Обрывок фразы ворвался в мой сонный разум, мгновенно прогоняя остатки «ничего». Мне опять ничего не снилось. Да и что мне могло присниться, когда полночи по мне откровенно топтались.

Лия сидела на столе, в ее глазах сверкали молнии, над ней стоял Ричард и расплетал ее уши. Освободив их от вплетенной ленты, он растянул ушки в стороны, стараясь их выпрямить.

– Ы-ы-ы-ы-ы…

Казалось бы, ребенок помогает зайке, как может, насколько умеет, но вот глаза Лиетты, разъехавшиеся в буквальном смысле вслед за ушами, выдавали ее вулканирующую ярость пополам с болью. Даже мне стало больно от такой картины.

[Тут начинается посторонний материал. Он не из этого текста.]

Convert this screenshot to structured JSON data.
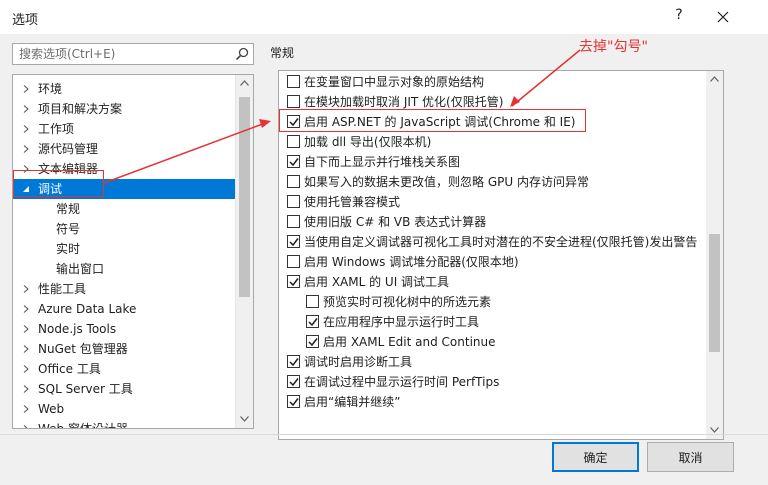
{
  "window": {
    "title": "选项",
    "help_label": "?"
  },
  "search": {
    "placeholder": "搜索选项(Ctrl+E)"
  },
  "tree": {
    "items": [
      {
        "label": "环境",
        "expanded": false
      },
      {
        "label": "项目和解决方案",
        "expanded": false
      },
      {
        "label": "工作项",
        "expanded": false
      },
      {
        "label": "源代码管理",
        "expanded": false
      },
      {
        "label": "文本编辑器",
        "expanded": false
      },
      {
        "label": "调试",
        "expanded": true,
        "selected": true
      },
      {
        "label": "常规",
        "child": true
      },
      {
        "label": "符号",
        "child": true
      },
      {
        "label": "实时",
        "child": true
      },
      {
        "label": "输出窗口",
        "child": true
      },
      {
        "label": "性能工具",
        "expanded": false
      },
      {
        "label": "Azure Data Lake",
        "expanded": false
      },
      {
        "label": "Node.js Tools",
        "expanded": false
      },
      {
        "label": "NuGet 包管理器",
        "expanded": false
      },
      {
        "label": "Office 工具",
        "expanded": false
      },
      {
        "label": "SQL Server 工具",
        "expanded": false
      },
      {
        "label": "Web",
        "expanded": false
      },
      {
        "label": "Web 窗体设计器",
        "expanded": false
      }
    ]
  },
  "section": {
    "title": "常规"
  },
  "options": [
    {
      "label": "在变量窗口中显示对象的原始结构",
      "checked": false,
      "indent": 0
    },
    {
      "label": "在模块加载时取消 JIT 优化(仅限托管)",
      "checked": false,
      "indent": 0
    },
    {
      "label": "启用 ASP.NET 的 JavaScript 调试(Chrome 和 IE)",
      "checked": true,
      "indent": 0
    },
    {
      "label": "加载 dll 导出(仅限本机)",
      "checked": false,
      "indent": 0
    },
    {
      "label": "自下而上显示并行堆栈关系图",
      "checked": true,
      "indent": 0
    },
    {
      "label": "如果写入的数据未更改值，则忽略 GPU 内存访问异常",
      "checked": false,
      "indent": 0
    },
    {
      "label": "使用托管兼容模式",
      "checked": false,
      "indent": 0
    },
    {
      "label": "使用旧版 C# 和 VB 表达式计算器",
      "checked": false,
      "indent": 0
    },
    {
      "label": "当使用自定义调试器可视化工具时对潜在的不安全进程(仅限托管)发出警告",
      "checked": true,
      "indent": 0
    },
    {
      "label": "启用 Windows 调试堆分配器(仅限本地)",
      "checked": false,
      "indent": 0
    },
    {
      "label": "启用 XAML 的 UI 调试工具",
      "checked": true,
      "indent": 0
    },
    {
      "label": "预览实时可视化树中的所选元素",
      "checked": false,
      "indent": 1
    },
    {
      "label": "在应用程序中显示运行时工具",
      "checked": true,
      "indent": 1
    },
    {
      "label": "启用 XAML Edit and Continue",
      "checked": true,
      "indent": 1
    },
    {
      "label": "调试时启用诊断工具",
      "checked": true,
      "indent": 0
    },
    {
      "label": "在调试过程中显示运行时间 PerfTips",
      "checked": true,
      "indent": 0
    },
    {
      "label": "启用“编辑并继续”",
      "checked": true,
      "indent": 0
    }
  ],
  "annotation": {
    "text": "去掉\"勾号\"",
    "color": "#e53333"
  },
  "buttons": {
    "ok": "确定",
    "cancel": "取消"
  },
  "colors": {
    "selection": "#0078d7",
    "dialog_bg": "#f0f0f0"
  }
}
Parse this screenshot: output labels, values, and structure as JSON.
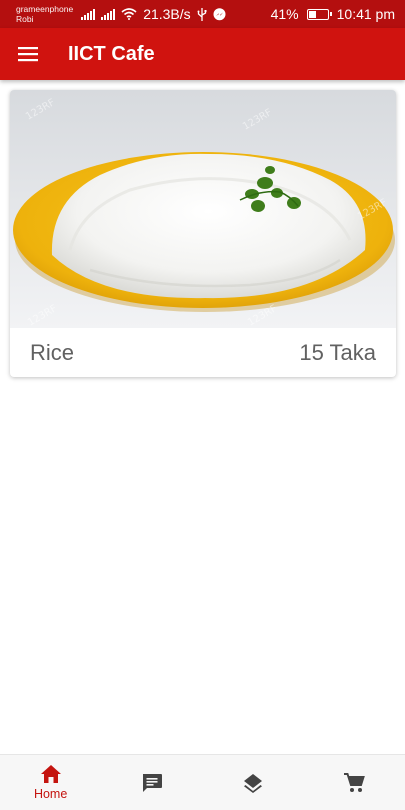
{
  "status_bar": {
    "carrier_1": "grameenphone",
    "carrier_2": "Robi",
    "network_speed": "21.3B/s",
    "battery": "41%",
    "battery_level": 0.41,
    "time": "10:41 pm"
  },
  "app_bar": {
    "title": "IICT Cafe",
    "menu_icon": "hamburger-menu-icon",
    "color": "#d0130f"
  },
  "items": [
    {
      "name": "Rice",
      "price": "15 Taka",
      "image": "plate of white rice with herb garnish"
    }
  ],
  "bottom_nav": {
    "active_color": "#c4140f",
    "inactive_color": "#444444",
    "items": [
      {
        "label": "Home",
        "icon": "home-icon",
        "active": true
      },
      {
        "label": "",
        "icon": "message-icon",
        "active": false
      },
      {
        "label": "",
        "icon": "layers-icon",
        "active": false
      },
      {
        "label": "",
        "icon": "cart-icon",
        "active": false
      }
    ]
  }
}
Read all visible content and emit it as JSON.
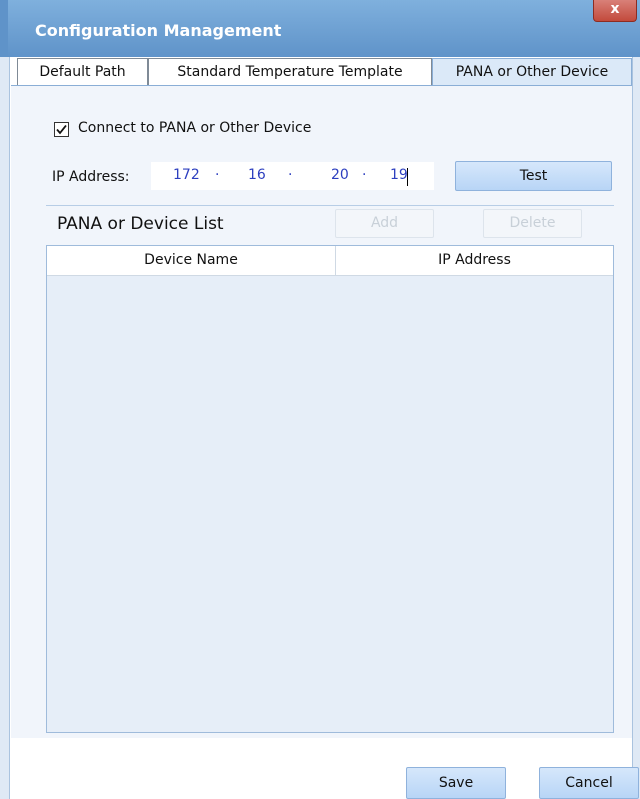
{
  "window": {
    "title": "Configuration Management",
    "close_glyph": "x"
  },
  "tabs": [
    {
      "label": "Default Path",
      "active": false
    },
    {
      "label": "Standard Temperature Template",
      "active": false
    },
    {
      "label": "PANA or Other Device",
      "active": true
    }
  ],
  "connect": {
    "checked": true,
    "label": "Connect to PANA or Other Device"
  },
  "ip": {
    "label": "IP Address:",
    "octets": [
      "172",
      "16",
      "20",
      "19"
    ],
    "separator": "·",
    "test_label": "Test"
  },
  "device_list": {
    "title": "PANA or Device List",
    "add_label": "Add",
    "delete_label": "Delete",
    "columns": [
      "Device Name",
      "IP Address"
    ],
    "rows": []
  },
  "footer": {
    "save_label": "Save",
    "cancel_label": "Cancel"
  },
  "colors": {
    "titlebar": "#5f93c9",
    "accent_button": "#b8d5f6",
    "ip_text": "#2d3fbf",
    "close_button": "#c24a3c"
  },
  "icons": {
    "close": "close-icon",
    "checkbox": "checkmark-icon"
  }
}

Мальчик закончил свое благое дело, отошел, осмотрел зайца, улыбнулся, и, довольный собой, убежал вниз завтракать. Я перевел взгляд на нашу мученицу и еле сдержался, чтобы не засмеяться в голос. По-видимому, в ее уши была вставлена проволока, удерживающая их в правильном положении. После той «красоты», которую устроила ей Энн, конструкция так и не вернулась в исходный вид. Нет, уши, конечно, вновь располагались правильно, одно стояло, одно было загнутым, но оба приобрели ломано-спиралевидную форму.

– Что там? – все еще искрясь, прошипела Лия, поймав мой взгляд.

– Да-а-а… – я боялся ее реакции. – Нормально все.

– Говори! Я же вижу, что что-то не так.

– Эммм… Ну… Если ты настаиваешь… Скажем так: немного экзотики твоей внешности не повредит, – я с наслаждением вернул ей шпильку. – Теперь ты… кхм… эксклюзивная модель. Хватит тебе шипеть! Во всем надо искать свои плюсы

– И как много плюсов ты нашел сегодня ночью, – явно скучающим голосом произнес Джон, до сих пор валяющийся под кроватью.

– Один, но весомый. Меня не душили всю ночь и не спали на мне. А то, что мне перепал малость непрофессиональный массаж всего тела – так это расплата за сон отдельно от Ричарда. Съел?

– Ага, позавтракал, – все так же скучно, едва не зевая, ответил солдат. Что там у вас?

– Да тут у Лии новая прическа, если это можно так назвать, – удерживая взгляд зайки, веселясь, отозвался я.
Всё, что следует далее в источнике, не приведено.